Transporting wind turbine blades from a production site to a wind power plant requires many transportation steps. Typically, the blades are transported by truck, train or ship and again by truck to the site of the wind power plant. Additionally, reloading between the different types of transportation is needed. Finally, the blades are stored at the production facility and at the site of the wind turbine power plant. Due to the size and fragility of large rotor blades, the blades may be damaged during transport as well as during loading and unloading. Such damage may seriously degrade the performance of the blades. Therefore, the blades need to be carefully packaged in order to ensure that they are not damaged.
In view of the increasing dimensions of modern wind turbine blades, it is becoming more challenging and costly to transport the blades. Transportation costs may amount to as much as 20 percent of the total costs for manufacturing, transporting and mounting the wind turbine blade on the rotor of a wind turbine blade. In addition, some blades are transported to the wind power plant using different modes of transport, such as by truck, train and ship. Some of these modes of transports may have restrictions on large loads, maximum heights, maximum widths, maximum distances between transport frames or supports, for instance dictated by local regulations. Therefore, there exists a logistic problem of providing transport solutions that are suitable for various types of transport.
Overall, there is a demand for making transport solutions simpler, safer and cheaper. In particular, there is a demand for making such systems more flexible such that adaption to a certain transportation situation is possible. This applies for example to shifting from land transport to sea transport. While height restrictions require lowest possible inter-blade spacings, sea transport may require an increased inter-blade spacing to avoid contact between blades during sea disturbance.
WO 2014/064247 describes a transportation and storage system for at least two wind turbine blades. The system is adapted to stack the blades in an alternating root end to tip end arrangement. The tip end of the second wind turbine blade may extend beyond the root end of the first wind turbine blade, and the tip end of the first wind turbine blade may extend beyond the root end of the second wind turbine blade, when the first and the second wind turbine blades are arranged in the packaging system.
EP1387802 discloses a method and system for transporting two straight wind turbine blades, where the root end of a first blade is arranged in a first package frame, and the tip end of a second, neighbouring blade is arranged in a second package frame that is arranged next to and connected to the first package frame with the effect that the blades are stored compactly alongside each other in a “tip-to-root” arrangement. However, in this transport system the tip end frames support the blades at the very tip of the blades, where they are mechanically most fragile. Further, the package frames are arranged at the root end face and the blade tip. Therefore, the distance between the package frames are approximately equal to the length of the blades. For very long blades of 45 metres or longer, this might not be possible due to local regulations and restrictions on transport.

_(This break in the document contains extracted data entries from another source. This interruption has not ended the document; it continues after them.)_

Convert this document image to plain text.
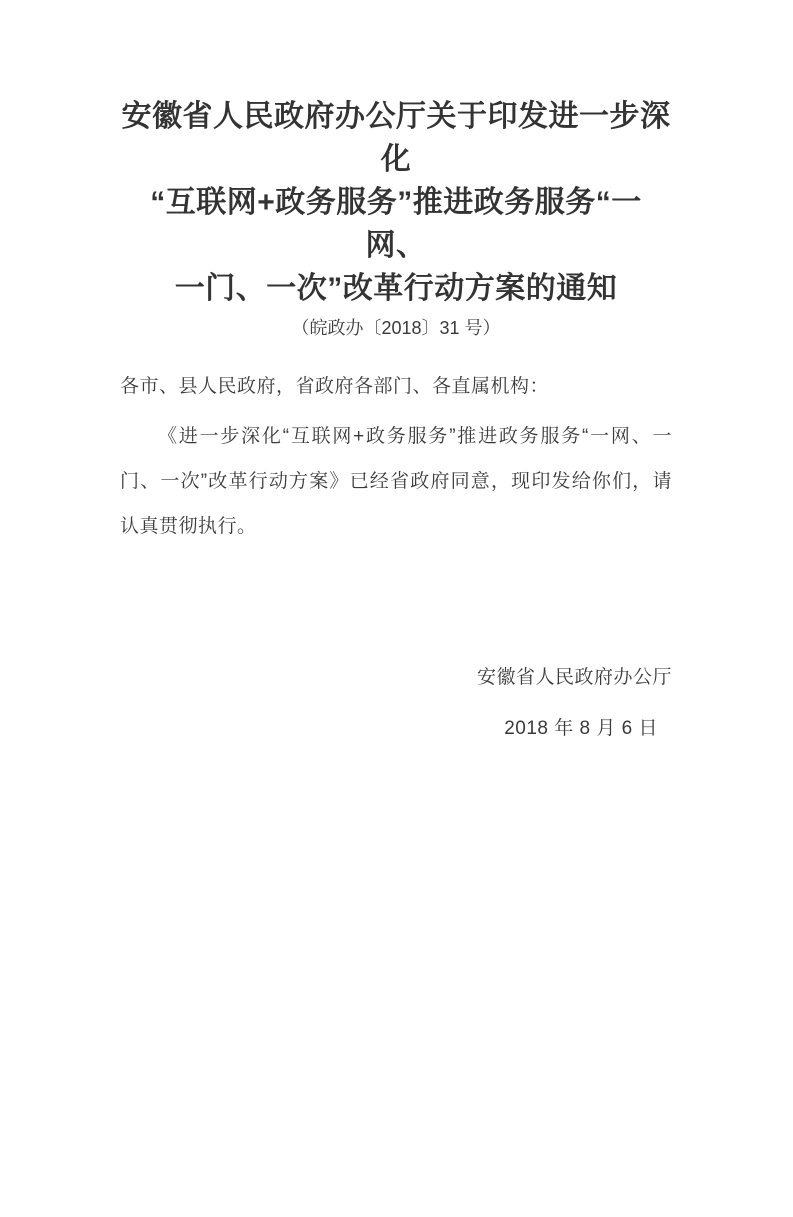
安徽省人民政府办公厅关于印发进一步深
化
“互联网+政务服务”推进政务服务“一网、
一门、一次”改革行动方案的通知
（皖政办〔2018〕31 号）
各市、县人民政府，省政府各部门、各直属机构：

《进一步深化“互联网+政务服务”推进政务服务“一网、一门、一次”改革行动方案》已经省政府同意，现印发给你们，请认真贯彻执行。

安徽省人民政府办公厅
2018 年 8 月 6 日
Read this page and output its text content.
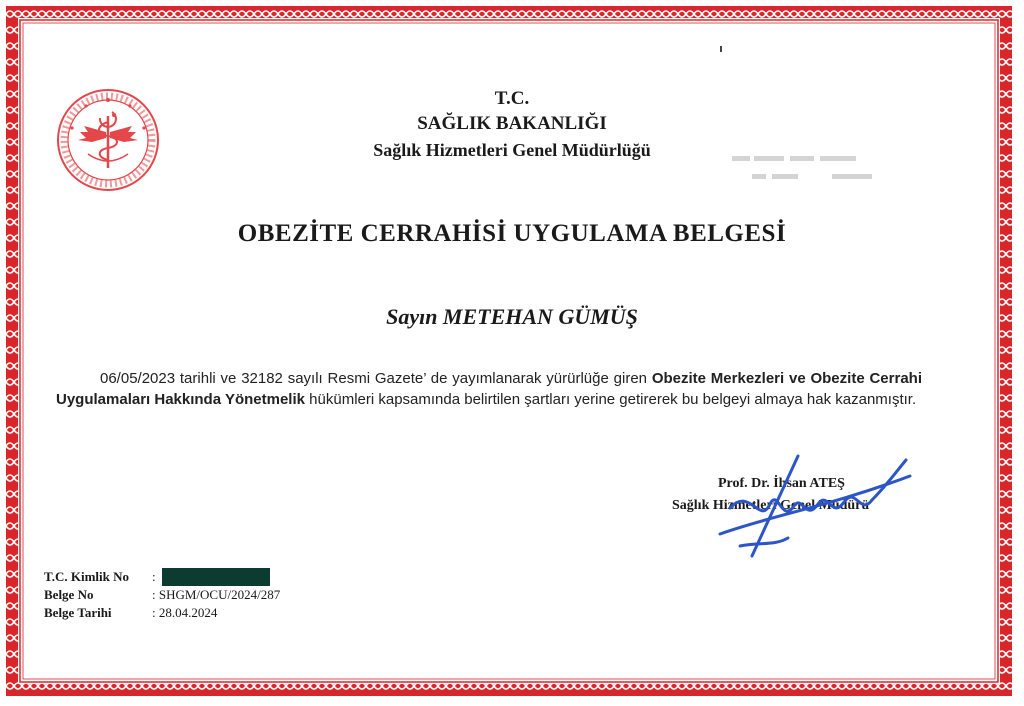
T.C.
SAĞLIK BAKANLIĞI
Sağlık Hizmetleri Genel Müdürlüğü
OBEZİTE CERRAHİSİ UYGULAMA BELGESİ
Sayın METEHAN GÜMÜŞ

06/05/2023 tarihli ve 32182 sayılı Resmi Gazete’ de yayımlanarak yürürlüğe giren Obezite Merkezleri ve Obezite Cerrahi Uygulamaları Hakkında Yönetmelik hükümleri kapsamında belirtilen şartları yerine getirerek bu belgeyi almaya hak kazanmıştır.

Prof. Dr. İhsan ATEŞ
Sağlık Hizmetleri Genel Müdürü
T.C. Kimlik No	:
Belge No	: SHGM/OCU/2024/287
Belge Tarihi	: 28.04.2024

Using some of these prior art approaches for transporting and/or storing increasingly larger wind turbine blades involves the challenge of providing a structure having low weight and high flexibility while maintaining a high standard of structural stability and safety.
It is therefore a first object of the present invention to provide a transportation and storage system for wind turbine blades which overcomes or ameliorates at least one of the disadvantages of the prior art or which provides a useful alternative.
Particularly, it is an object of the present invention to provide a transportation and storage system that is sufficiently light, yet mechanically stable.
It is another object of the present invention to provide a transport and storage solution that is simple and cost-efficient.